Authors: Aculina Topadă1, Roxana Maria Martin-Hadmaș2, Monica Tarcea2, Zoltan Abram1
1 Hygiene Department, “George Emil Palade” University of Medicine, Pharmacy, Science, and Technology of Targu Mures, Romania
2 Community Nutrition and Food Safety Department, “George Emil Palade” University of Medicine, Pharmacy, Science, and Technology of Targu Mures, Romania
Background. Susceptibility to smoking, defined as a lack of a firm commitment not to smoke, is therefore useful in estimating which young people can become smokers and under whose influence the status of susceptibility can change.
Aims. This study aims to assess the association between the susceptibility of tobacco use among non-smoking students and psychosocial and sociodemographic factors.

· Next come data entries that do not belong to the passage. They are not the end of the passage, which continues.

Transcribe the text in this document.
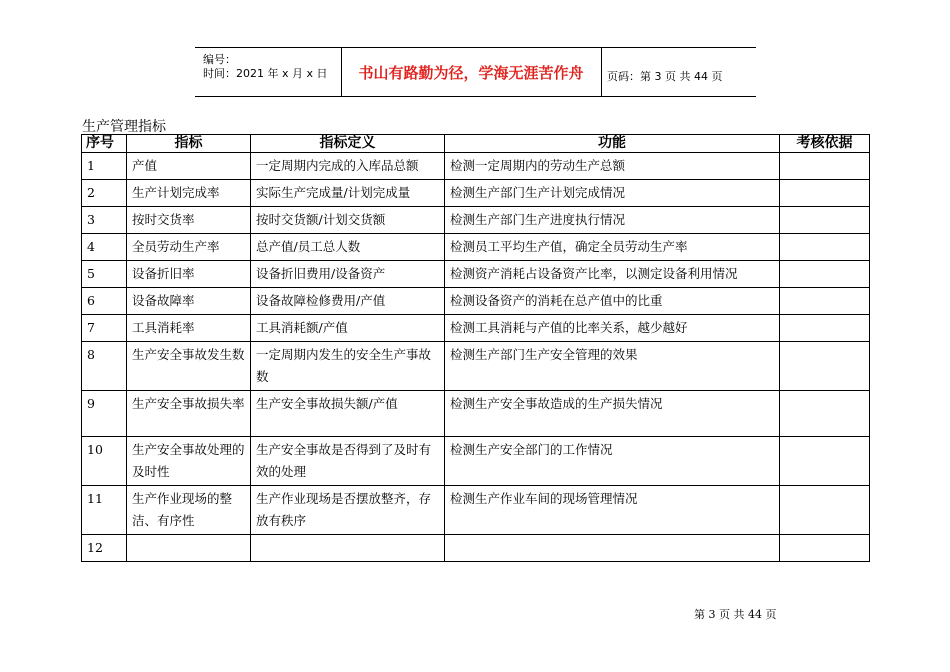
编号：
时间：2021 年 x 月 x 日	书山有路勤为径，学海无涯苦作舟	页码：第 3 页 共 44 页
生产管理指标
序号	指标	指标定义	功能	考核依据
1	产值	一定周期内完成的入库品总额	检测一定周期内的劳动生产总额	
2	生产计划完成率	实际生产完成量/计划完成量	检测生产部门生产计划完成情况	
3	按时交货率	按时交货额/计划交货额	检测生产部门生产进度执行情况	
4	全员劳动生产率	总产值/员工总人数	检测员工平均生产值，确定全员劳动生产率	
5	设备折旧率	设备折旧费用/设备资产	检测资产消耗占设备资产比率，以测定设备利用情况	
6	设备故障率	设备故障检修费用/产值	检测设备资产的消耗在总产值中的比重	
7	工具消耗率	工具消耗额/产值	检测工具消耗与产值的比率关系，越少越好	
8	生产安全事故发生数	一定周期内发生的安全生产事故数	检测生产部门生产安全管理的效果	
9	生产安全事故损失率	生产安全事故损失额/产值	检测生产安全事故造成的生产损失情况	
10	生产安全事故处理的及时性	生产安全事故是否得到了及时有效的处理	检测生产安全部门的工作情况	
11	生产作业现场的整洁、有序性	生产作业现场是否摆放整齐，存放有秩序	检测生产作业车间的现场管理情况	
12				
第 3 页 共 44 页
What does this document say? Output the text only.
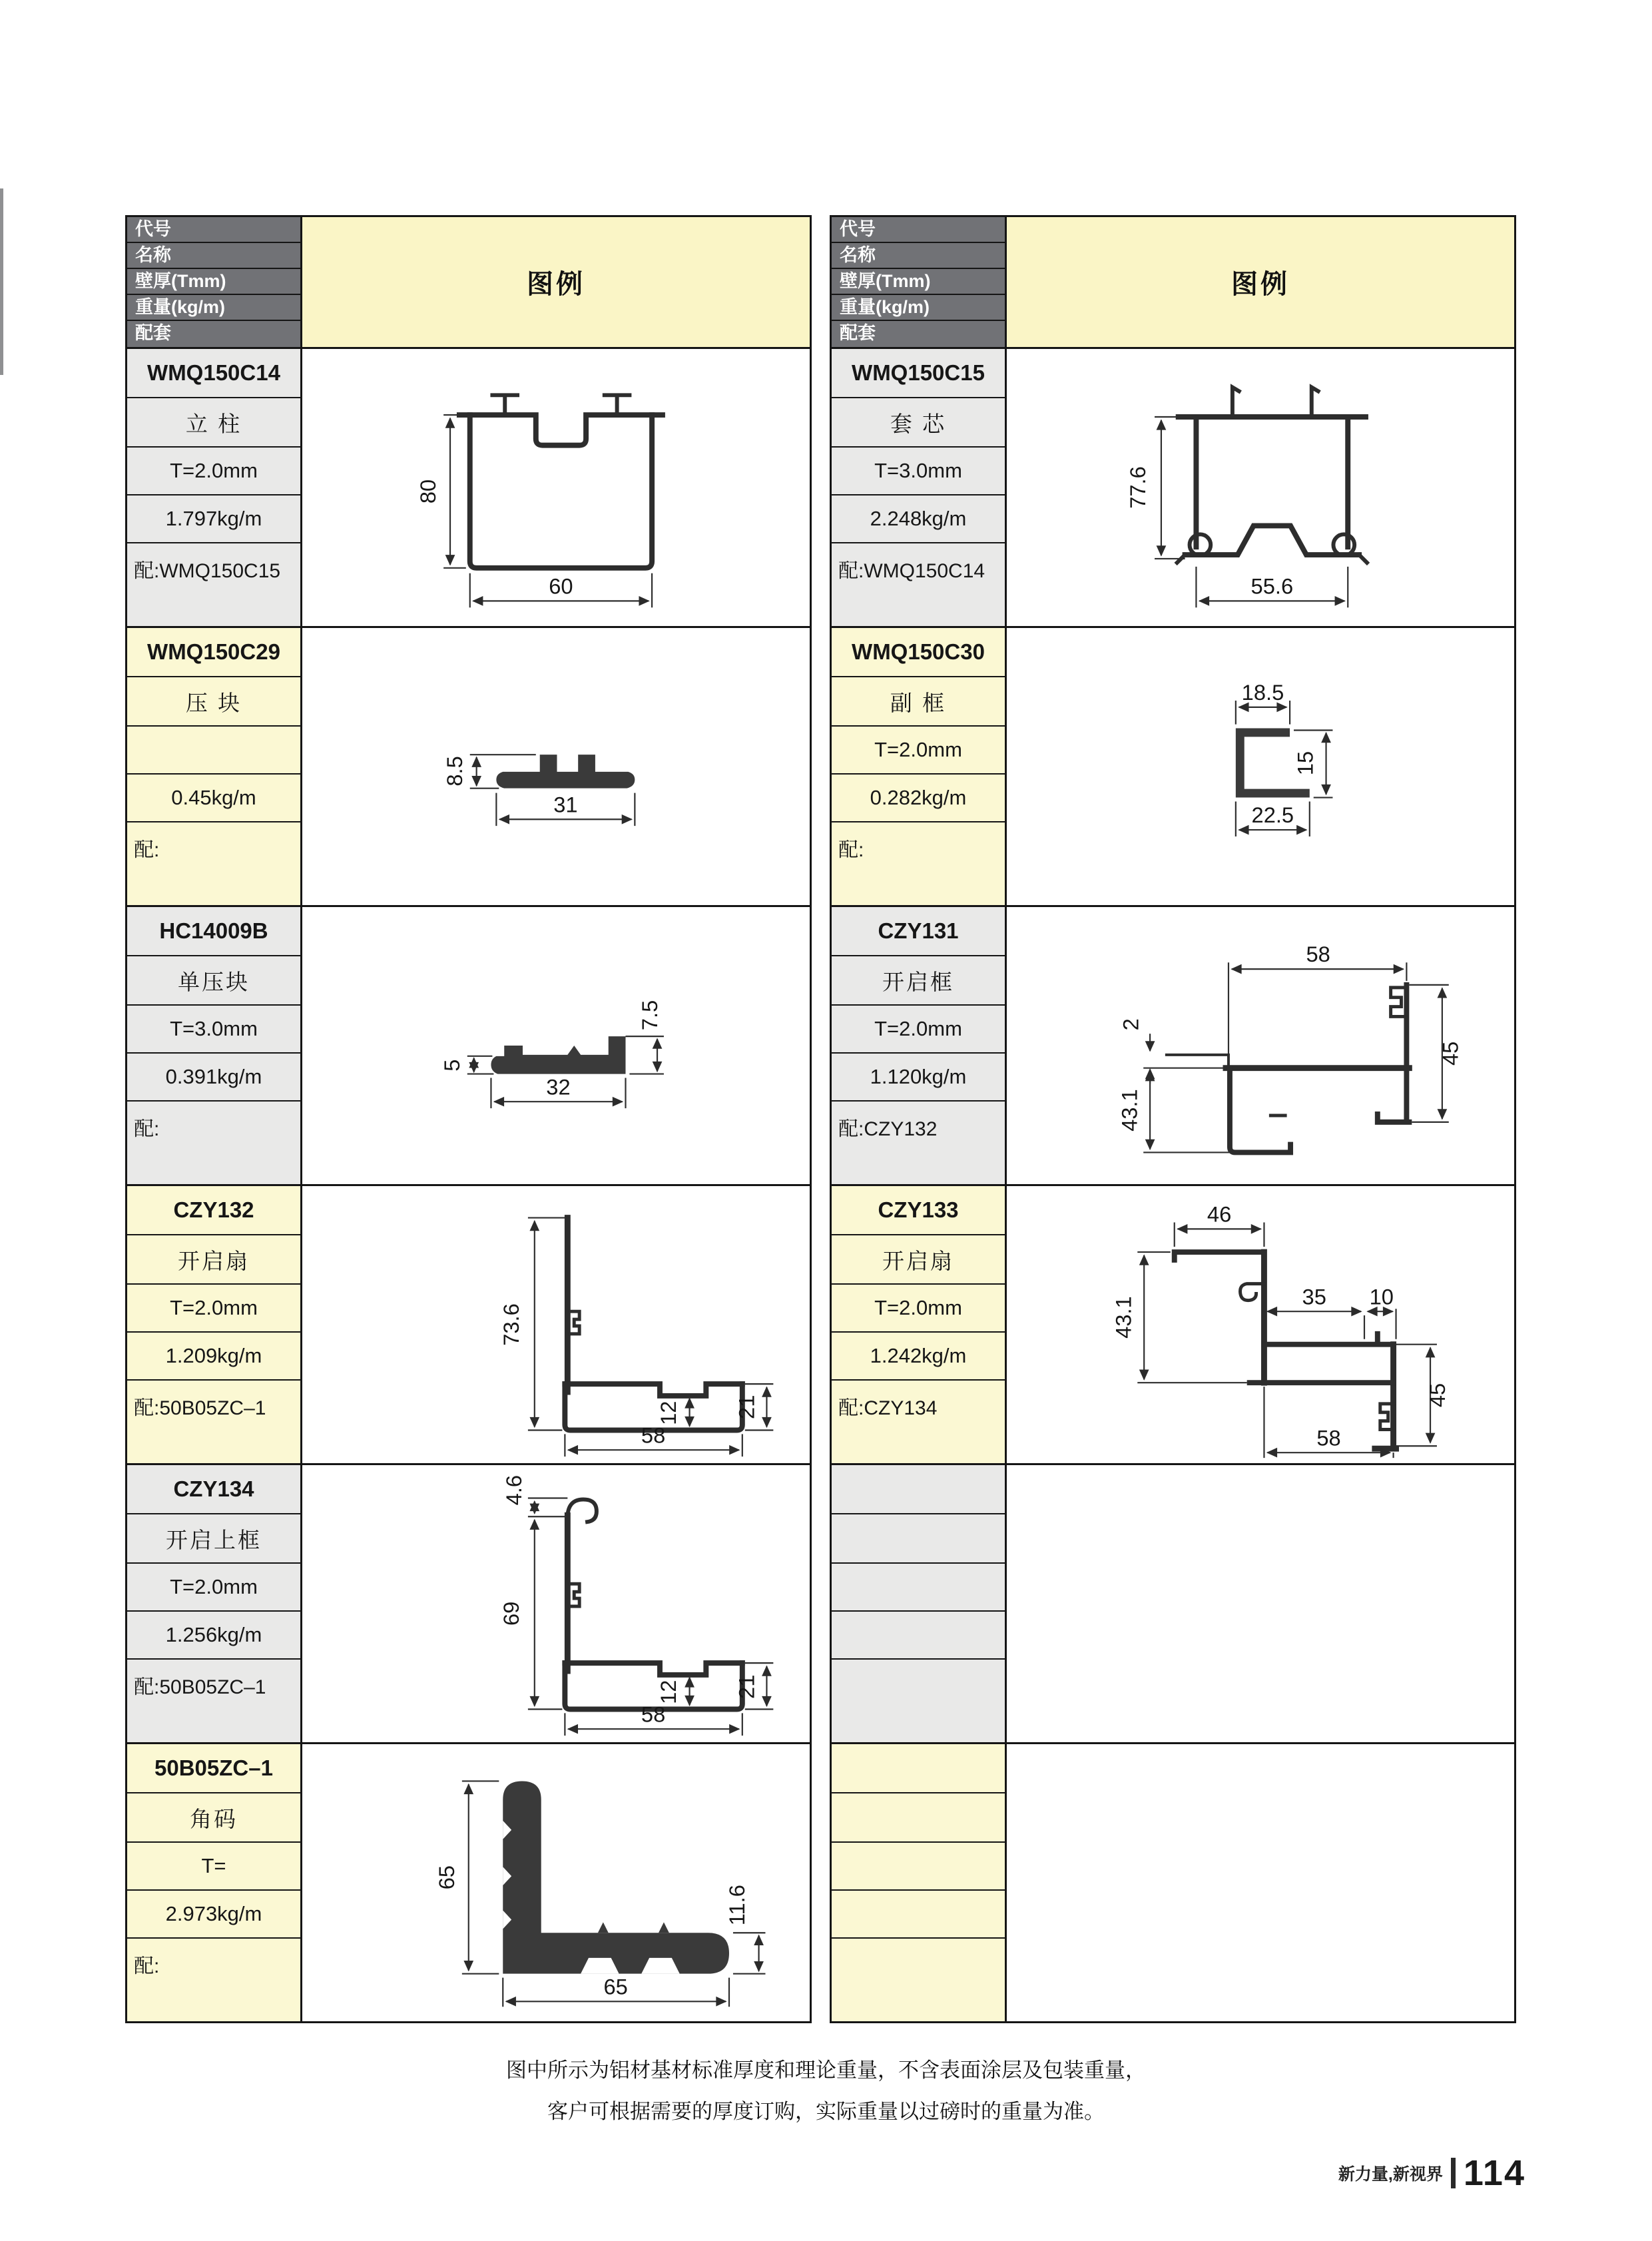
代号
名称
壁厚(Tmm)
重量(kg/m)
配套
图例
WMQ150C14
立 柱
T=2.0mm
1.797kg/m
配:WMQ150C15
80
60
WMQ150C29
压 块
0.45kg/m
配:
8.5
31
HC14009B
单压块
T=3.0mm
0.391kg/m
配:
5
7.5
32
CZY132
开启扇
T=2.0mm
1.209kg/m
配:50B05ZC–1
73.6
12 21
58
CZY134
开启上框
T=2.0mm
1.256kg/m
配:50B05ZC–1
4.6
69
12 21
58
50B05ZC–1
角码
T=
2.973kg/m
配:
65
11.6
65
代号
名称
壁厚(Tmm)
重量(kg/m)
配套
图例
WMQ150C15
套 芯
T=3.0mm
2.248kg/m
配:WMQ150C14
77.6
55.6
WMQ150C30
副 框
T=2.0mm
0.282kg/m
配:
18.5
15
22.5
CZY131
开启框
T=2.0mm
1.120kg/m
配:CZY132
58
2
43.1
45
CZY133
开启扇
T=2.0mm
1.242kg/m
配:CZY134
46
43.1	35 10
45
58
图中所示为铝材基材标准厚度和理论重量，不含表面涂层及包装重量，
客户可根据需要的厚度订购，实际重量以过磅时的重量为准。
新力量,新视界 114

Methods. The current study is a repeated cross-sectional secondary analysis of data collected using a questionnaire administered in 2015 and 2018 among ninth-grade students in Chisinau, Republic of Moldova. Out of 368 students in 2015 and 819 students in 2018 included in the study as eligible students, 329 students (89.4%) in 2015 and 698 students (85.2%) in 2018 declared themselves as non-smokers.
Results. The prevalence of susceptibility to cigarette smoking among the study participants was 38.6% in 2015 and 50.2% in 2018 (p<0,001). Our result indicates that smoking friends represent a strong predictor of high smoking susceptibility among those who have never smoked. In 2015 the share of susceptible students who had smoking friends was 23.4%, and in 2018 the share reached 31.5% (p = 0.007). Parents’ smoking or non-smoking status was also an important predictor of smoking susceptibility. Thus, we found that students with non-smoking mothers are less susceptible (2015 – 59.9%; 2018 – 47.1%, p = 0.025). The temptation to smoke increased significantly during the period covered by the study from 1.32 (0.67) to 1.48 (0.66) (p < 0.001).
Conclusions. The connection between socio-demographic factors (smoking parents or friends) and psycho-emotional factors (the temptation to smoke) will increase the likelihood of smoking among adolescents.
Key words: smoking susceptibility, depression, smoking temptation, adolescents.